Fernández was claimed off waivers by the Toronto Blue Jays on January 5, 2023. On January 10, Fernández designated for assignment by the Blue Jays following the acquisition of Zach Thompson. On January 17, Fernández cleared waivers and was sent outright to the Triple-A Buffalo Bisons. In 42 appearances for Triple–A Buffalo, he registered a 5.69 ERA with 46 strikeouts in 49.0 innings of work. Fernández was released by the Blue Jays organization on August 22.

===Washington Nationals===
On August 29, 2023, Fernández signed a minor league contract with the Washington Nationals organization. In 9 appearances for the Triple–A Rochester Red Wings, he recorded a 2.79 ERA with 6 strikeouts in 9 2/3 innings of work. Fernández elected free agency following the season on November 6.

===Chiba Lotte Marines===
On December 9, 2023, Fernández signed with the Chiba Lotte Marines of Nippon Professional Baseball. On May 11, 2024, he was diagnosed with right distal clavicle lysis, and underwent cleaning surgery that ruled him out for two months. Fernández was released by Chiba Lotte on July 24, having only made two scoreless appearances for their farm team.

===Kansas City Royals===
On December 20, 2024, Fernández signed a minor league contract with the Kansas City Royals. In 31 appearances for the Triple-A Omaha Storm Chasers, he posted a 2–5 record and 4.93 ERA with 53 strikeouts and two saves across 38 1/3 innings pitched. Fernández was released by the Royals organization on July 1, 2025.

===New York Mets===
On July 8, 2025, Fernández signed a minor league contract with the New York Mets. He made four scoreless appearances for the Triple-A Syracuse Mets, recording four strikeouts across 4 2/3 innings pitched. Fernández was released by the Mets organization on August 2.

===Milwaukee Brewers===
On November 13, 2025, Fernández signed a minor league contract with the Arizona Diamondbacks. He did not appear in a game during his time with the organization.
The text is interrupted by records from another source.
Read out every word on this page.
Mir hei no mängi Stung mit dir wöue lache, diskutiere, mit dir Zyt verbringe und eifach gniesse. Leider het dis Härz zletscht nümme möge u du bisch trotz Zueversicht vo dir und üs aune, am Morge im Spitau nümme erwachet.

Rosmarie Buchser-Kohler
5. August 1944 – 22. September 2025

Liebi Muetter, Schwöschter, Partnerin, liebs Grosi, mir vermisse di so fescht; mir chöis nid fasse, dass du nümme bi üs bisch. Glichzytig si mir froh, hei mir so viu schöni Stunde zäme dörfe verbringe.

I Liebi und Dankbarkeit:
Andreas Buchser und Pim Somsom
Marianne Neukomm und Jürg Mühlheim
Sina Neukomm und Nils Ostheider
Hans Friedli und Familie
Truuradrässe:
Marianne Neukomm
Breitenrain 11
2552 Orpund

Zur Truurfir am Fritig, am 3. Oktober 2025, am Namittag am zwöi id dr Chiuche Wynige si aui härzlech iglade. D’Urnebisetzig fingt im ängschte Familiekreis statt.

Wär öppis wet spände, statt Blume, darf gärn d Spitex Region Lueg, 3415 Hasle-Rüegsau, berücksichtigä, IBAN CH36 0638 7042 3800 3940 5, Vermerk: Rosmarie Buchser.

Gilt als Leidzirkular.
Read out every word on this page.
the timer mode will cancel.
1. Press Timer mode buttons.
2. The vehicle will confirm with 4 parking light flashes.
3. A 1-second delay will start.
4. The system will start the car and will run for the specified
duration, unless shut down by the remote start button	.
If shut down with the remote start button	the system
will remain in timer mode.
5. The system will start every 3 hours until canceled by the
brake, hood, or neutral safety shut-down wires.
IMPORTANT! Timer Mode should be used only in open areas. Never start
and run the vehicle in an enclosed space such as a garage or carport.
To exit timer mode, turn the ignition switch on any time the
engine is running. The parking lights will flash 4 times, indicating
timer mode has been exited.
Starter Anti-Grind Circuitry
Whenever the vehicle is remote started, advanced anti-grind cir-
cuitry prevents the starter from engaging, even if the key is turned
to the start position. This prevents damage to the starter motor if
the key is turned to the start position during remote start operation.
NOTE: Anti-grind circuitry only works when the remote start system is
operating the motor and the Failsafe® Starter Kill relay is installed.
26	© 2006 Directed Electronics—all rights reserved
On April 15, 2026, Fernández was traded to the Milwaukee Brewers. In 26 appearances for the Triple–A Nashville Sounds, he compiled a 2–2 record and 4.65 ERA with 28 strikeouts and three saves over 31 innings of relief. Fernández was released by the Brewers organization on July 16.

===Sultanes de Monterrey===
On August 4, 2026, Fernández signed with the Sultanes de Monterrey of the Mexican League.